Tuesday, May 23, 2006

21. Miles Davis - Kind of Blue (1959)




















Track Lisiting

1. So What
2. Freddie Freeloader
3. Blue In Green
4. All Blues
5. Flamenco Sketches

Review

Have you heard this album? No...? What the hell are you doing here anyway... have you been in a coma for 46 years? If you have my apologies, if you haven't and still don't know Kind of Blue please click the link at the bottom of the review to the Amazon of your preference seeing as I get 5% of your spending hehe, while you're at it buy yourself a 50 inch LCD TV... thanks.

Ok, this is probably the best and most important Jazz album of all time. Not only is it innovative shit, bringing to fruition what you could hear in Birth of Cool but it is also listenable! Yay! And listenable is an understatement, it is one of the most beautiful albums I had the pleasure of listening to. First it's a super-band, not just Davies, but Coltrane, Evans, "Cannonball" Adderley and so on, making it one of the best ever combinations of interpreters in Jazz history. There is not one single dispensible track in the whole album, from So What? to Flamenco Sketches this is gold.

Interestingly enough, the band had never played these pieces before the recording, Davies showed up with some sketches of what he wanted and all else was improv. More spectacularly still is the fact that all of the songs in this album were done in a single take, except for Flamenco Sketches which took 2. In the CD editions of the album the alternate take for Flamenco Sketches is added as a bonus track, and honestly it is not any worse than the definitive version.

This is an album which I have discovered quite some years back, in my first year of university. I had to leave home to be able to properly appreciate it, seeing as it was one of those albums that my father played and as a reaction I disliked, because I was forced to hear it.
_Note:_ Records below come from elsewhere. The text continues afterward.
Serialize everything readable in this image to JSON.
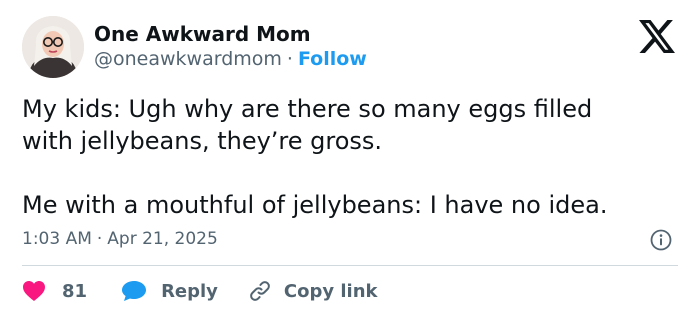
{
  "author": {
    "name": "One Awkward Mom",
    "handle": "@oneawkwardmom",
    "separator": "·",
    "follow_label": "Follow"
  },
  "tweet": {
    "lines": [
      "My kids: Ugh why are there so many eggs filled",
      "with jellybeans, they’re gross.",
      "Me with a mouthful of jellybeans: I have no idea."
    ],
    "time": "1:03 AM",
    "separator": "·",
    "date": "Apr 21, 2025"
  },
  "actions": {
    "like_count": "81",
    "reply_label": "Reply",
    "copy_link_label": "Copy link"
  },
  "icons": {
    "brand": "x-logo-icon",
    "info": "info-icon",
    "like": "heart-icon",
    "reply": "speech-bubble-icon",
    "copy": "link-icon"
  },
  "colors": {
    "accent": "#1d9bf0",
    "like": "#f91880",
    "text": "#0f1419",
    "muted": "#536471",
    "divider": "#cfd9de"
  }
}
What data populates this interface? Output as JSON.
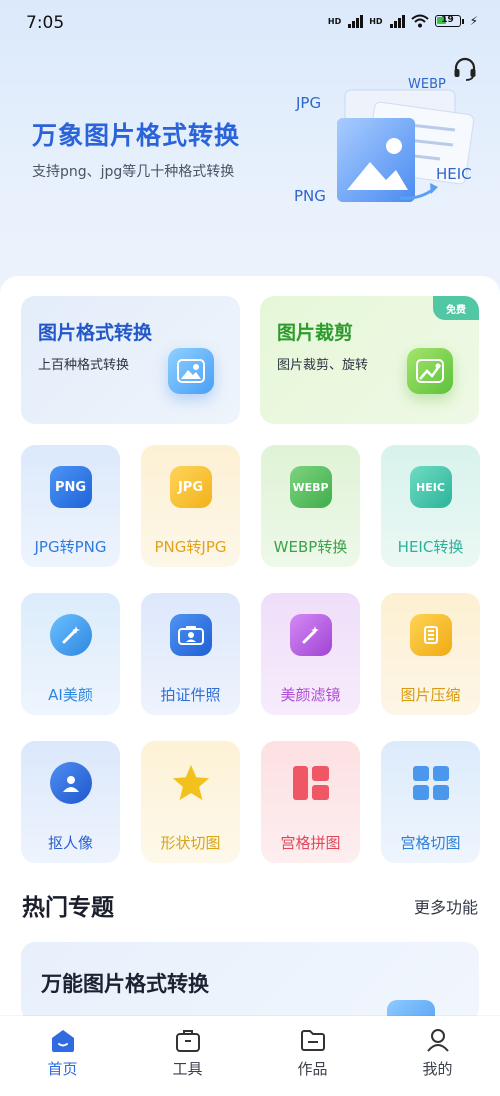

But since rediscovering it 6 years ago I have not gotten tired of it, and return to it often and fondly. There are not many albums with the same capacity as this one. And frankly I couldn't give a monkey's ass for all the tonality and modality shit happening here. The good thing is that that stuff never overpowers the beauty and quality of the music itself.

So, if you don't know it get it, if you don't like jazz get it, you might start liking it. You can stream it on Napster or buy it at Amazon, UK or US.

Track Highlights

All of it really. It;s just five tracks for fuck's sake.

Final Grade

10/10 (the first one)

Trivia

Miles, Coltrane and Evans did heroin, but didn't share needles, so learn from the Jazz masters kids!

Well they probably did... but they're all dead now! Just say no!

Three of the interpreters on this album will have Albums reviewed here on their own releases. (Miles already had one but he will have more)

5 comments:

Anonymous said...

"And frankly I couldn't give a monkey's ass for all the tonality and modality shit happening here. The good thing is that that stuff never overpowers the beauty and quality of the music itself."

what the fuck? what does this even mean? the decision to improvise based on modes and not chord progressions is not the "music itself"? how would that "overpower" the "quality"?

i'm all for someone enjoying music without over-intellectualizing it, but it's kind of silly and dismissive of you to speak over and over of it's "beauty" when the (brilliant) musicians who made it, were thinking more of the "modality shit." now, if you don't really understand that aspect of their construction....you should just say that. not "i don't give a monkey's ass," because that comes off as sort of ignorant.

Francisco Silva said...

I am pretty sure they weren't thinking more about modality and tonality that the beauty of the music itself, and that is what I mean. Formal consideration don't overpower the pure beauty of the music. Because that frequently happens, this just happens to make a perfect balance. By the way this is the last comment anyone leaves as anonymous, leave your fucking name or nick or whatever, sign at the end.

Anonymous said...

Sorry. I didn't mean to click the anonymous one.

If you mean that the emotion of their playing is still evident as opposed to music where it feels stiff and robotic because it's too formally constructed, I can dig it. I guess I was just irked by the not giving a monkey's ass about said musical "shit," because without this (groundbreaking) consideration to the musical theory, the album would not be considered as important as it is. I think it's a really important aspect, in addition to how beautiful and (near)perfect it is.

In fact, you could even argue that it makes it that much more amazing, that they could make this music so natural sounding with a method that was extremely different from the "charts" and chords that had pretty much dominated jazz and popular music (and still do, actually).

By the way, I'm not posting comments out of "shit-headedness." It's just a pretty engrossing blog you've got here.

Francisco Silva said...

I agree absolutely with your point then :P

Anonymous said...

too bad, Charlie Parker never live to hear this great jazz album and also all the people who died before 1959.

Buddy Holly died couple months before it was released.

Billie Holiday died couple months after, but let's hope she did get to listen to that album.